🤖 AI Summary
Existing LLM compression methods, particularly singular value decomposition (SVD)-based approaches, adopt uniform rank truncation across layers despite heterogeneous information density, leading to suboptimal accuracy–efficiency trade-offs.
Method: We propose D-Rank, a layer-wise dynamic rank allocation framework that quantifies effective rank to measure per-layer weight matrix information density and employs Lagrangian optimization to achieve adaptive rank assignment under a target compression ratio. D-Rank introduces, for the first time, inter-layer dynamic rank balancing and a GQA-aware attention-layer importance redistribution strategy.
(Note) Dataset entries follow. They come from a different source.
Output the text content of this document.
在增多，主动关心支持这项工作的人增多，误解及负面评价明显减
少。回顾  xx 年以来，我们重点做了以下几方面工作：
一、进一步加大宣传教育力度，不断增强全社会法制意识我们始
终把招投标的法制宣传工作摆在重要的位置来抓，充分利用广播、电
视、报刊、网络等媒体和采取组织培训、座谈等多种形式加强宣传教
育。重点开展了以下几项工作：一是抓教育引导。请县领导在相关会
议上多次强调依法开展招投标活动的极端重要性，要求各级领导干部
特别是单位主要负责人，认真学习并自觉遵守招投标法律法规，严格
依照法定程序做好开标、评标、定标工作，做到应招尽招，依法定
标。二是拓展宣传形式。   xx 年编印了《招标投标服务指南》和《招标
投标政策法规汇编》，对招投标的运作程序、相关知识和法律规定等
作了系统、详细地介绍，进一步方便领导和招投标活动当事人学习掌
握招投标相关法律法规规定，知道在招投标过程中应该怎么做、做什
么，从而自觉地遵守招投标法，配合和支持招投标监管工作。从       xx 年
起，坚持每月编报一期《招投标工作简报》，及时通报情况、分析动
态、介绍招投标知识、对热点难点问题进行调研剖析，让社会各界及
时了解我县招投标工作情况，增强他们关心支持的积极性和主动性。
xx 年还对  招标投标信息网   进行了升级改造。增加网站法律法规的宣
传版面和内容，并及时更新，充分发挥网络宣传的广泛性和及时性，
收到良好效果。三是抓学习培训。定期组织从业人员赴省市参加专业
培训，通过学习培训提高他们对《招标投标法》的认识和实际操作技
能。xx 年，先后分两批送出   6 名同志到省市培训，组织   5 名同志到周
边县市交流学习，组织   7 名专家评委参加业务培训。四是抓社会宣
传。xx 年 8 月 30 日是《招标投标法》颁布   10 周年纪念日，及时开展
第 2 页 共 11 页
Results: Evaluated on LLaMA models, D-Rank significantly outperforms SVD-LLM and other baselines: at 20% compression, C4 perplexity improves by over 15; at 40% compression, zero-shot accuracy increases by up to 5%, while sustaining higher throughput.
📝 Abstract
Large language models (LLMs) have rapidly scaled in size, bringing severe memory and computational challenges that hinder their deployment. Singular Value Decomposition (SVD)-based compression has emerged as an appealing post-training compression technique for LLMs, yet most existing methods apply a uniform compression ratio across all layers, implicitly assuming homogeneous information included in various layers. This overlooks the substantial intra-layer heterogeneity observed in LLMs, where middle layers tend to encode richer information while early and late layers are more redundant. In this work, we revisit the existing SVD-based compression method and propose D-Rank, a framework with layer-wise balanced Dynamic Rank allocation for LLMs compression. We first introduce effective rank as a principled metric to measure the information density of weight matrices, and then allocate ranks via a Lagrange multiplier-based optimization scheme to adaptively assign more capacity to groups with higher information density under a fixed compression ratio. Moreover, we rebalance the allocated ranks across attention layers to account for their varying importance and extend D-Rank to latest LLMs with grouped-query attention. Extensive experiments on various LLMs with different scales across multiple compression ratios demonstrate that D-Rank consistently outperforms SVD-LLM, ASVD, and Basis Sharing, achieving more than 15 lower perplexity with LLaMA-3-8B model on C4 datasets at 20% compression ratio and up to 5% higher zero-shot reasoning accuracy with LLaMA-7B model at 40% compression ratio while achieving even higher throughput.